While the association with microbiota and gut health is well documented, can you go into a bit more detail about the benefits to the brain? What type of individual is most likely to benefit and how?
“When it comes to benefits to the brain, the gut-brain axis is thought to affect various aspects of neurological health, from mood regulation to cognitive function.
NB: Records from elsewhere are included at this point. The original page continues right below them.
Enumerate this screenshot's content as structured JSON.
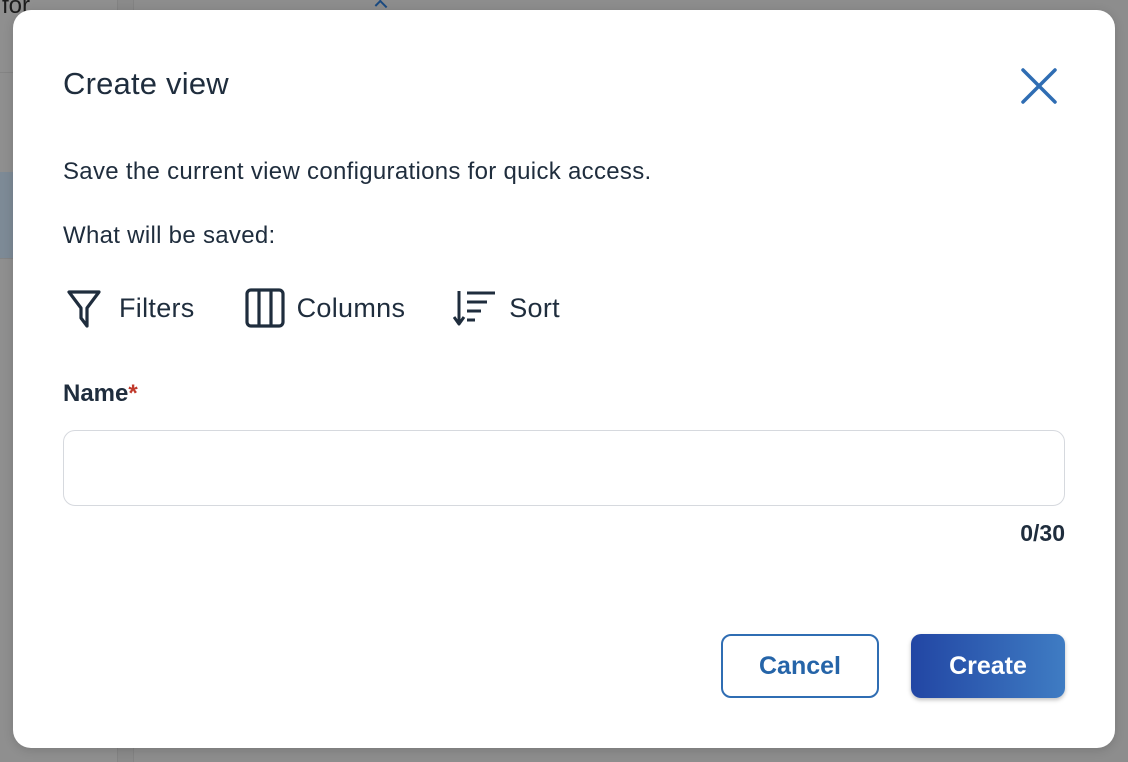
{
  "background": {
    "partial_text": "for"
  },
  "modal": {
    "title": "Create view",
    "description": "Save the current view configurations for quick access.",
    "saved_heading": "What will be saved:",
    "saved_items": [
      {
        "label": "Filters",
        "icon": "filter-icon"
      },
      {
        "label": "Columns",
        "icon": "columns-icon"
      },
      {
        "label": "Sort",
        "icon": "sort-icon"
      }
    ],
    "name_field": {
      "label": "Name",
      "required_marker": "*",
      "value": "",
      "placeholder": "",
      "char_count": "0/30"
    },
    "buttons": {
      "cancel": "Cancel",
      "create": "Create"
    },
    "close_icon": "close-icon"
  },
  "colors": {
    "text_primary": "#1f2d3d",
    "accent": "#2f6db3",
    "required": "#c0392b",
    "create_gradient_start": "#2246a4",
    "create_gradient_end": "#3f7cc3"
  }
}
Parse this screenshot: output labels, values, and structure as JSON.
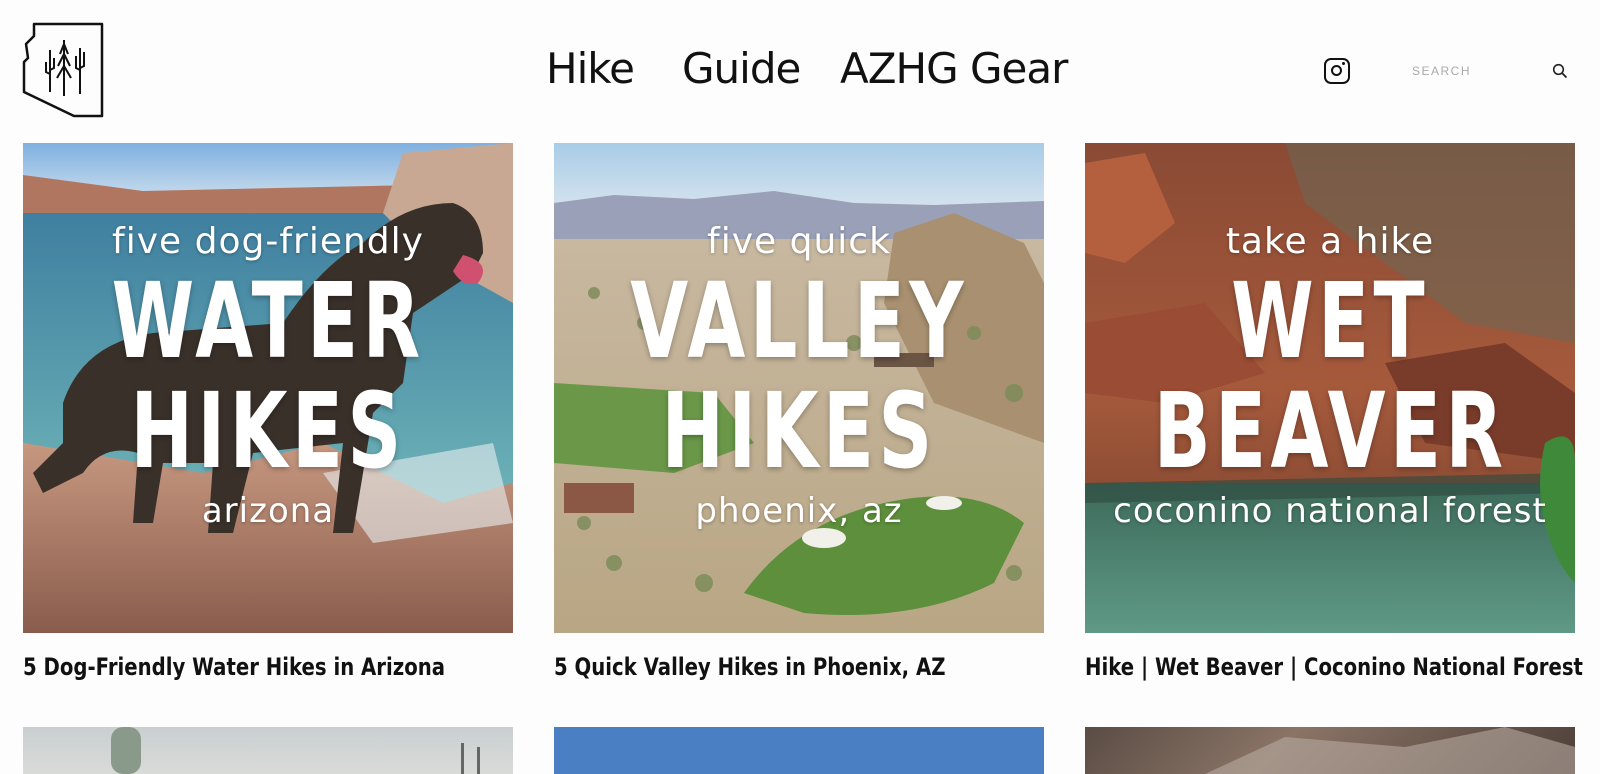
{
  "header": {
    "logo_alt": "Arizona Hiking Guide logo",
    "nav": [
      "Hike",
      "Guide",
      "AZHG Gear"
    ],
    "search_placeholder": "SEARCH"
  },
  "posts": [
    {
      "overlay_top": "five dog-friendly",
      "overlay_line1": "WATER",
      "overlay_line2": "HIKES",
      "overlay_bottom": "arizona",
      "title": "5 Dog-Friendly Water Hikes in Arizona"
    },
    {
      "overlay_top": "five quick",
      "overlay_line1": "VALLEY",
      "overlay_line2": "HIKES",
      "overlay_bottom": "phoenix, az",
      "title": "5 Quick Valley Hikes in Phoenix, AZ"
    },
    {
      "overlay_top": "take a hike",
      "overlay_line1": "WET",
      "overlay_line2": "BEAVER",
      "overlay_bottom": "coconino national forest",
      "title": "Hike | Wet Beaver | Coconino National Forest"
    }
  ],
  "icons": {
    "instagram": "instagram-icon",
    "search": "search-icon"
  }
}
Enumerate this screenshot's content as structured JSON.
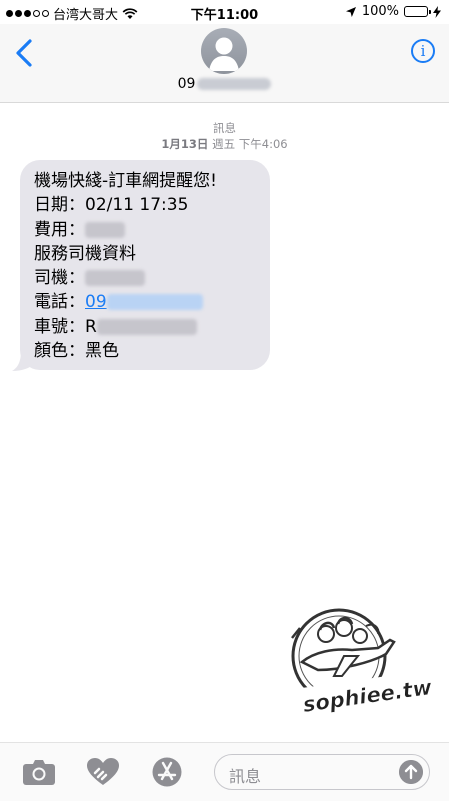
{
  "status_bar": {
    "carrier": "台湾大哥大",
    "time": "下午11:00",
    "battery": "100%"
  },
  "header": {
    "contact_prefix": "09",
    "info_icon_label": "i"
  },
  "meta": {
    "label": "訊息",
    "date": "1月13日",
    "weekday_time": "週五 下午4:06"
  },
  "message": {
    "line1": "機場快綫-訂車網提醒您!",
    "line2_label": "日期：",
    "line2_value": "02/11 17:35",
    "line3_label": "費用：",
    "line4": "服務司機資料",
    "line5_label": "司機：",
    "line6_label": "電話：",
    "line6_link": "09",
    "line7_label": "車號：",
    "line7_value": "R",
    "line8": "顏色：黑色"
  },
  "watermark": {
    "text": "sophiee.tw"
  },
  "input": {
    "placeholder": "訊息"
  },
  "colors": {
    "accent": "#1a7cf5",
    "bubble": "#e6e5eb"
  }
}
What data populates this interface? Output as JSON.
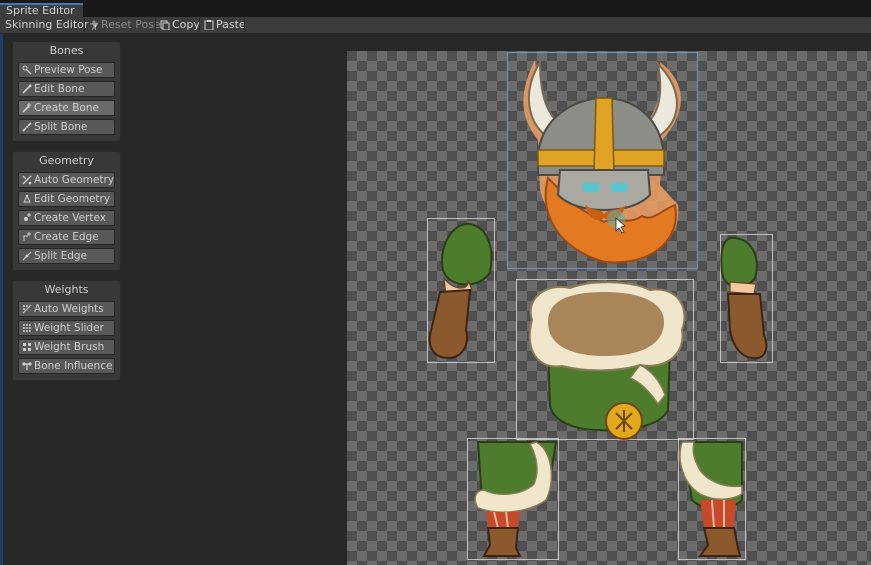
{
  "window": {
    "tab_title": "Sprite Editor"
  },
  "toolbar": {
    "mode_label": "Skinning Editor",
    "reset_pose_label": "Reset Pose",
    "copy_label": "Copy",
    "paste_label": "Paste"
  },
  "panels": {
    "bones": {
      "title": "Bones",
      "items": [
        {
          "label": "Preview Pose",
          "icon": "preview-pose-icon"
        },
        {
          "label": "Edit Bone",
          "icon": "edit-bone-icon"
        },
        {
          "label": "Create Bone",
          "icon": "create-bone-icon",
          "active": true
        },
        {
          "label": "Split Bone",
          "icon": "split-bone-icon"
        }
      ]
    },
    "geometry": {
      "title": "Geometry",
      "items": [
        {
          "label": "Auto Geometry",
          "icon": "auto-geometry-icon"
        },
        {
          "label": "Edit Geometry",
          "icon": "edit-geometry-icon"
        },
        {
          "label": "Create Vertex",
          "icon": "create-vertex-icon"
        },
        {
          "label": "Create Edge",
          "icon": "create-edge-icon"
        },
        {
          "label": "Split Edge",
          "icon": "split-edge-icon"
        }
      ]
    },
    "weights": {
      "title": "Weights",
      "items": [
        {
          "label": "Auto Weights",
          "icon": "auto-weights-icon"
        },
        {
          "label": "Weight Slider",
          "icon": "weight-slider-icon"
        },
        {
          "label": "Weight Brush",
          "icon": "weight-brush-icon"
        },
        {
          "label": "Bone Influence",
          "icon": "bone-influence-icon"
        }
      ]
    }
  },
  "colors": {
    "accent": "#3a79bb",
    "selection_outline": "#6f8fb0",
    "sprite_outline": "#d9d9d9",
    "fur": "#f0e6cc",
    "beard": "#e37a22",
    "tunic": "#4c7a2a",
    "emblem": "#e4a81e"
  }
}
A balanced gut microbiome appears to have anti-inflammatory effects that can reduce neuroinflammation, a contributing factor to many neuropsychiatric conditions. In terms of who is most likely to benefit, individuals with gastrointestinal issues, chronic stress, those who don’t sleep well and/or long enough, and people living with anxiety or depression may see more pronounced benefits from modulating their gut microbiome as a complementary approach to traditional therapies.”
What is the primary message you want to get out there at the Fi Europe Conference with respect to the microbiota-gut-brain axis?
“The modulation of the gut microbiota by means of a combination of dietary and supplementary approaches holds the distinction as one of the most potent health tools at humanity’s disposal. As R&D professionals at the forefront of functional nutrition, you have the unparalleled opportunity to pioneer solutions that go beyond mere symptom management and aim for holistic well-being. By embracing the interconnectedness of the microbiota-gut-brain axis, we can develop innovative products that redefine functional nutrition, optimising mental performance and elevating the human experience. Together, we can turn the science of today into the health revolutions of tomorrow.”